The following question is from the exercises in a course on Stochastic Differential equations and I am confused as to the terminology and the last part. We use "Stochastic Differential Equations" by Oksendal as a textbook.
An experiment consists of choosing a point in the following set.
$\Omega$={$(x,y):x>0,x^2+y^2<1\}$
Let the $\sigma$-algebra $\mathcal{F}$ be the least $\sigma$-algebra such that all sets $\{(x,y)\in \Omega: a \leq x \leq b \}$ and $\{(x,y)\in \Omega: a \leq y \leq b \}$ are events, for any real $a,b$. Let $\mathcal{P}(A)$ of any $A\in\mathcal{F}$ be proportional to its area. Define random variables $X(x,y)=x$ and $Y(x,y)=y$.
- Sketch the sample space $\Omega$ and events $X\leq a$ and $Y\leq b$ for $0<a,b<1$. Then find and plot the cdf of $X$ and $Y$.
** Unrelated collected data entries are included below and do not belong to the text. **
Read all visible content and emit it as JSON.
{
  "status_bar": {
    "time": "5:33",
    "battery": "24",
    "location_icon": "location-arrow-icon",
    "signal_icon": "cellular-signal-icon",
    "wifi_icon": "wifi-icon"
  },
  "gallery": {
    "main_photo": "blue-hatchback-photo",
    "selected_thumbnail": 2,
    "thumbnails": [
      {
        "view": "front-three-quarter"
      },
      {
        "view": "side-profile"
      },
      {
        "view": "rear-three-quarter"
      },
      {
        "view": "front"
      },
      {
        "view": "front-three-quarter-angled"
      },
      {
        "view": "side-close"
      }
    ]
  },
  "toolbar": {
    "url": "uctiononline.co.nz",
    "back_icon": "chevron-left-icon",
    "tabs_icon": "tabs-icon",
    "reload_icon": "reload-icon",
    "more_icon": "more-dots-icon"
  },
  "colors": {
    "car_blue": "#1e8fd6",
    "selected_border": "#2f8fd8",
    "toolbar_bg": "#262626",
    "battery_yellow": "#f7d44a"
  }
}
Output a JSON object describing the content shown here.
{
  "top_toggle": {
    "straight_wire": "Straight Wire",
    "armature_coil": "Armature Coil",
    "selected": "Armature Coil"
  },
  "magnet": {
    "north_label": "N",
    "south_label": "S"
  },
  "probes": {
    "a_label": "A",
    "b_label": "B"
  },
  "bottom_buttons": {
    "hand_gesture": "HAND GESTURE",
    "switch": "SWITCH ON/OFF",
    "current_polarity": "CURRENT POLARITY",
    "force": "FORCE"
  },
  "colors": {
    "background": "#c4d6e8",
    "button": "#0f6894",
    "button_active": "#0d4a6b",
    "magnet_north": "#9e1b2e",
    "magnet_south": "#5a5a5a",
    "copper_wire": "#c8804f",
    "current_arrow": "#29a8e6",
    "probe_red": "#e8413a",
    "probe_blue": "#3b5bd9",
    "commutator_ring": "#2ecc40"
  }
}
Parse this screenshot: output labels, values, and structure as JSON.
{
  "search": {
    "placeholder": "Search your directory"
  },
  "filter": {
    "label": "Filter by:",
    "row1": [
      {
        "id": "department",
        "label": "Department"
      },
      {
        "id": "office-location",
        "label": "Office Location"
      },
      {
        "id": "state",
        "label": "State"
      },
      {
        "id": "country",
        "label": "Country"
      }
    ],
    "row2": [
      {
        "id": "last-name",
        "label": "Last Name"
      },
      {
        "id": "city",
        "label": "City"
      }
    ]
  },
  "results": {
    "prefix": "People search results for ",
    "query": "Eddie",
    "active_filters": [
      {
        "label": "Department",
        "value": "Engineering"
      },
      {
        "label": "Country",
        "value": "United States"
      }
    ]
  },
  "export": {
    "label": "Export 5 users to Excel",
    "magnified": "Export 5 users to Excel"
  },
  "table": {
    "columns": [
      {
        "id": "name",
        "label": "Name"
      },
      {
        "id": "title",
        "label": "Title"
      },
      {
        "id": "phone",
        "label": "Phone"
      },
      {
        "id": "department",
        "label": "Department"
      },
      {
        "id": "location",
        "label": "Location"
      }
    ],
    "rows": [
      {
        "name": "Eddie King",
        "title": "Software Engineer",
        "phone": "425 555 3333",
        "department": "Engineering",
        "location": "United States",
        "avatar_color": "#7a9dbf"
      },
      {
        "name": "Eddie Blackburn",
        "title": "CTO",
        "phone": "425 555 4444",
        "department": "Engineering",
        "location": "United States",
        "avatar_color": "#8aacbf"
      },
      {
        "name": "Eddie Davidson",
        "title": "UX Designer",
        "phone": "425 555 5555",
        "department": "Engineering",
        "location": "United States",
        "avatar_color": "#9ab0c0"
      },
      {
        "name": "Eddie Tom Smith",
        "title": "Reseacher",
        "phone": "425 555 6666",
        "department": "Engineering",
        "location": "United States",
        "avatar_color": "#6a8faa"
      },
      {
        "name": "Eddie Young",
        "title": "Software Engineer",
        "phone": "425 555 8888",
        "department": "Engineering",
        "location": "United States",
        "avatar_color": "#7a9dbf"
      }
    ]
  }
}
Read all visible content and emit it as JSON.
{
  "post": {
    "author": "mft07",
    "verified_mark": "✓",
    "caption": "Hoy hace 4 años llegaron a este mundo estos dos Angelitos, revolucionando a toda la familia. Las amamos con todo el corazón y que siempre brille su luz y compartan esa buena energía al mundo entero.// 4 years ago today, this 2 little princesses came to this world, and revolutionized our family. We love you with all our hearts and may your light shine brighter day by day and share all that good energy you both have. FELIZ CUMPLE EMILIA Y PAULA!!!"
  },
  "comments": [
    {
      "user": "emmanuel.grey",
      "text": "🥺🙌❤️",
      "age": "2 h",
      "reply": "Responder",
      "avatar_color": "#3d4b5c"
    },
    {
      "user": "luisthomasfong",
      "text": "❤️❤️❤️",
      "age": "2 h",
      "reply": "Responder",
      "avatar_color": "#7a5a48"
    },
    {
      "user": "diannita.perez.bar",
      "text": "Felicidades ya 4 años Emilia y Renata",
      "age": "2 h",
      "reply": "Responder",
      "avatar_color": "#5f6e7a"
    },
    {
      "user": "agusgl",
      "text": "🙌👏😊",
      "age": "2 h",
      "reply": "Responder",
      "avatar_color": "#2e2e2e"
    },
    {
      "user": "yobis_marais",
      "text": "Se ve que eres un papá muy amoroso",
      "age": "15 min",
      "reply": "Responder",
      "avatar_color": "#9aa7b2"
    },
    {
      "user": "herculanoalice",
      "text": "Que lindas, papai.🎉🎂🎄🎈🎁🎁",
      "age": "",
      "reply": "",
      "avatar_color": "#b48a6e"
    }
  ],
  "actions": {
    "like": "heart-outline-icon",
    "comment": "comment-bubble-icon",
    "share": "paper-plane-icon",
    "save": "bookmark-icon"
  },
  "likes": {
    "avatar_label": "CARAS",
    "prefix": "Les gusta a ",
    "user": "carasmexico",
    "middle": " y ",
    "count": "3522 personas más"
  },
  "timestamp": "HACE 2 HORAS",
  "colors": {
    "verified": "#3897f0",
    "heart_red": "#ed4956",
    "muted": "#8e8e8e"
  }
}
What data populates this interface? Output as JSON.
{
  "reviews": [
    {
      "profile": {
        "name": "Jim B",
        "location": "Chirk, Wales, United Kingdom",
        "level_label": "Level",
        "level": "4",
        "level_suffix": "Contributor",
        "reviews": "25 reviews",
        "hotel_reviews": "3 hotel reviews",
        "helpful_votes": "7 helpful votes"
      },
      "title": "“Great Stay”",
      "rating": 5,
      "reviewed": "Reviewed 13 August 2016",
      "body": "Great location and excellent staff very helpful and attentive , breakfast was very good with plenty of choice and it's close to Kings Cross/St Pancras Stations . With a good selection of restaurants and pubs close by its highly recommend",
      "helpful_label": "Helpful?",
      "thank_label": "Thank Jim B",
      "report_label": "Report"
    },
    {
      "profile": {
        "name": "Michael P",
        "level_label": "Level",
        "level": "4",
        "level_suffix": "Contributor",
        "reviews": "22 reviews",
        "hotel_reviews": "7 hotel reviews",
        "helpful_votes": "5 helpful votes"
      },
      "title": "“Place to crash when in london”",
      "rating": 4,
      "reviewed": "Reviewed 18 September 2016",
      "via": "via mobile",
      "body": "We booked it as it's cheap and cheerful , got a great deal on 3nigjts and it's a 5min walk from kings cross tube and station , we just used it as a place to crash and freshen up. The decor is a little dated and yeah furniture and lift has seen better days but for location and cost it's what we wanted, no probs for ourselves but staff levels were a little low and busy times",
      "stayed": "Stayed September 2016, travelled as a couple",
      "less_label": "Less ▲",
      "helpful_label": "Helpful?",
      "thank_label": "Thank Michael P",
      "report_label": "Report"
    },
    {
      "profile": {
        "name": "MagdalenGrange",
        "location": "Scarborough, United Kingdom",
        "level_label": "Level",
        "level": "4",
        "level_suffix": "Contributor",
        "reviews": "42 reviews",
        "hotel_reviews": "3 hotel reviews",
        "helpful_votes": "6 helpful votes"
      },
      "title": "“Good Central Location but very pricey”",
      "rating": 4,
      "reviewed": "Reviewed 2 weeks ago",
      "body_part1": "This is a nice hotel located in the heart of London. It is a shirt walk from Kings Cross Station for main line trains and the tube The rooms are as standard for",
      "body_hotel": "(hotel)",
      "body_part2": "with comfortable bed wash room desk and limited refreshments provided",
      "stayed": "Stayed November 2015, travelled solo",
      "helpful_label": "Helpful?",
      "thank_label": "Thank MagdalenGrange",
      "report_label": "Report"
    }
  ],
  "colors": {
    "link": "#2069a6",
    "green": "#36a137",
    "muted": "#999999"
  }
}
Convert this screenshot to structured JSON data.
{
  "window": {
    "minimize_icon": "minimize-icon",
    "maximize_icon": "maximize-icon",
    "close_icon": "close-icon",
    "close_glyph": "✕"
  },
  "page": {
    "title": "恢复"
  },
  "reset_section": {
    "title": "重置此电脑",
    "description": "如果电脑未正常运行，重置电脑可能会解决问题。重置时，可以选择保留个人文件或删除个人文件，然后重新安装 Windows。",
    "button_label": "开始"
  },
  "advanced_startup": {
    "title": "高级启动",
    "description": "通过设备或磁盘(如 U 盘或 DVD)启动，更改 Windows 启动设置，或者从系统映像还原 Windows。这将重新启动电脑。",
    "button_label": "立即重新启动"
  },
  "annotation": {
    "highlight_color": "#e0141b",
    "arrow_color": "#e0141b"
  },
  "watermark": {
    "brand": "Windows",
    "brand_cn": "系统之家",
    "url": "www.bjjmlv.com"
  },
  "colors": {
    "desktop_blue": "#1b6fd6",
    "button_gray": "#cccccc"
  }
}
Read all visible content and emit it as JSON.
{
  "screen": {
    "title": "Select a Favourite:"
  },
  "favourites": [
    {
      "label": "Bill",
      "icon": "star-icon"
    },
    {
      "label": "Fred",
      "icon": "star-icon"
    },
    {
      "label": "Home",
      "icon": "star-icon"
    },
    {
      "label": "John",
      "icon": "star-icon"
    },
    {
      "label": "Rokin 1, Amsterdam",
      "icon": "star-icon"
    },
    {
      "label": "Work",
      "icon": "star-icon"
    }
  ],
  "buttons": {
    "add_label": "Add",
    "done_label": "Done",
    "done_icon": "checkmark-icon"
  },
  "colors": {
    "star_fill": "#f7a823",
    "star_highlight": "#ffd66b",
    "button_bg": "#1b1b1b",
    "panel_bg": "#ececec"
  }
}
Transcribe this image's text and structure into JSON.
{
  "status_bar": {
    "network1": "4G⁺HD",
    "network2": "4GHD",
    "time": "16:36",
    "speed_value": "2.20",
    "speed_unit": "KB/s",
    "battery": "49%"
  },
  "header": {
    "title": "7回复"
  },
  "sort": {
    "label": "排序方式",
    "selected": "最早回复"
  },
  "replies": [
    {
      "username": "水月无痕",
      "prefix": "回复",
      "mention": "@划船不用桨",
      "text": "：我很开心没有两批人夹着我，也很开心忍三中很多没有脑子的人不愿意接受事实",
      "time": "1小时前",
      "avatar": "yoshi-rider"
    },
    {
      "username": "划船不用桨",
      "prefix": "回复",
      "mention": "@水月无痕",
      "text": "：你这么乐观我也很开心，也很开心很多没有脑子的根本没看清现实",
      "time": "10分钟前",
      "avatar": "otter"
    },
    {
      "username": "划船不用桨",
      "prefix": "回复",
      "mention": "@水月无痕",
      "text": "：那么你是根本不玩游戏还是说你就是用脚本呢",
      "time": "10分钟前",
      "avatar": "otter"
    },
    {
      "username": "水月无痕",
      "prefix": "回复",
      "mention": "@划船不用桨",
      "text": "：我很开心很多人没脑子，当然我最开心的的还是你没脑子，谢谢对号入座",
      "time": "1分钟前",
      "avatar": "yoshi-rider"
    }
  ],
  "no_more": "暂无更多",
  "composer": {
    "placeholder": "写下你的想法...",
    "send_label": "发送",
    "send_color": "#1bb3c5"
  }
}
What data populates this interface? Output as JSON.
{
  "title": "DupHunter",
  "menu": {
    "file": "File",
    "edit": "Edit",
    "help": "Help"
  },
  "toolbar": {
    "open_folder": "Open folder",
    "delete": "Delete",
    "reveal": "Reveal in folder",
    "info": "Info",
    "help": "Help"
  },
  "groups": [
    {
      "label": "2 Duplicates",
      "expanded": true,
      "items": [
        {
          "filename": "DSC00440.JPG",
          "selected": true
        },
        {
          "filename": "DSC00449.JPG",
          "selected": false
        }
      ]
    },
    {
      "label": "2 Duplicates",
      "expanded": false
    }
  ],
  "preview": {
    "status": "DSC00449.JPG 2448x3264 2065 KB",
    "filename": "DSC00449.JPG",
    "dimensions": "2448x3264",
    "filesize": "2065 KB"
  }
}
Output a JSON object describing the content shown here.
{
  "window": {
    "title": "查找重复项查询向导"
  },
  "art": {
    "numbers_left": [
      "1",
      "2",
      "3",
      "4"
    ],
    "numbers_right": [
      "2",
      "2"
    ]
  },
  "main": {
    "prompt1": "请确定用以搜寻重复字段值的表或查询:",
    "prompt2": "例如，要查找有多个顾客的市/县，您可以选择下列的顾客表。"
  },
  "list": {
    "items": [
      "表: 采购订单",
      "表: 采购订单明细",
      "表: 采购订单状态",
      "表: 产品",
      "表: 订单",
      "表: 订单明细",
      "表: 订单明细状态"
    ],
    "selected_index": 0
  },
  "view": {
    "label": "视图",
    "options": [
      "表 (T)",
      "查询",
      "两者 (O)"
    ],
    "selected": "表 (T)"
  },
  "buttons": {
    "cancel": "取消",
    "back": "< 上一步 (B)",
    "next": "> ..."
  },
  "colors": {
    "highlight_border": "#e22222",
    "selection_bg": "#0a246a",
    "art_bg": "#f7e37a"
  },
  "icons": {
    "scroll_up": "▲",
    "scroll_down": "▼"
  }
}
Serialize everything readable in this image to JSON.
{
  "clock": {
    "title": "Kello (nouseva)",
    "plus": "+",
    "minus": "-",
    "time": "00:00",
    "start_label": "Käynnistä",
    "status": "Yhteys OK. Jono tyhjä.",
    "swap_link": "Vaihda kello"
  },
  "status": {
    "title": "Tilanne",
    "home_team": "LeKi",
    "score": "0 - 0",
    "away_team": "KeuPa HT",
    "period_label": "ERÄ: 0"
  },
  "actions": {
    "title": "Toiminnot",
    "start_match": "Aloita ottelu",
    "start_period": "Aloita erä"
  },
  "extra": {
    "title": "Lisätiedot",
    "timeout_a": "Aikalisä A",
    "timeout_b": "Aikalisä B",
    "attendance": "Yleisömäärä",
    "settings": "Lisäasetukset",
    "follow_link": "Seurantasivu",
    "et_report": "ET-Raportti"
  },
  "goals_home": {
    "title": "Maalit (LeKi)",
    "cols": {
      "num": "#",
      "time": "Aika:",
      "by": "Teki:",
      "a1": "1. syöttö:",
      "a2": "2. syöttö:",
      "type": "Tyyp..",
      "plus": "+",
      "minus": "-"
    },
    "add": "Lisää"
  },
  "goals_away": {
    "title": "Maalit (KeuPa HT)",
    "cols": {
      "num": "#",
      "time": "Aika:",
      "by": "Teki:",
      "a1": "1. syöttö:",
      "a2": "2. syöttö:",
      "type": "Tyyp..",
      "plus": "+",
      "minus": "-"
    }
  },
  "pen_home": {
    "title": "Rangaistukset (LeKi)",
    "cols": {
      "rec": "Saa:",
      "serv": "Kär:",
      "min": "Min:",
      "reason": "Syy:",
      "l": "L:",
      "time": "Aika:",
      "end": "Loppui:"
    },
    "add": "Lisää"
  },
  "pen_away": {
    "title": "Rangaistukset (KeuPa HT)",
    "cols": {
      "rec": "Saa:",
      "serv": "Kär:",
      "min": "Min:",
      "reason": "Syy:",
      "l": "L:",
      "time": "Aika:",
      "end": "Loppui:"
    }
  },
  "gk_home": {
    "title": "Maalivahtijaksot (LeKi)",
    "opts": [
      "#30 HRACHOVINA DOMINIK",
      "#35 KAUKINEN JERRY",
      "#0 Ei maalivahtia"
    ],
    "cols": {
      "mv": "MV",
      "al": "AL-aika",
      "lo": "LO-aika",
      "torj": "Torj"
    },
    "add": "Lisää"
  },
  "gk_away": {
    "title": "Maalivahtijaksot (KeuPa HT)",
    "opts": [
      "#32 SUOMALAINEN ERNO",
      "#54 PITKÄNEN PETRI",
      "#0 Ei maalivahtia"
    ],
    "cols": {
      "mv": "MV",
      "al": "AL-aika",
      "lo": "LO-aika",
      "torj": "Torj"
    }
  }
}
- State the conditional mean $Z={E}\{X|Y\}$. Give an example of a Y-measurable event $H$ with $0<\mathcal{P}(H)<1$ and verify that the defining property of the conditional expectation holds, i.e. $E\{X\cdot 1_H\}=E\{Z\cdot 1_H\}$
Now I think I get most of question 1, my problem comes in question 2. I am not sure how I would go about calculating $Z$ as it is not discrete. I am unsure as well how you would find $H$ and finally, the equality of the expectations is not something I have been able to wrap my head around.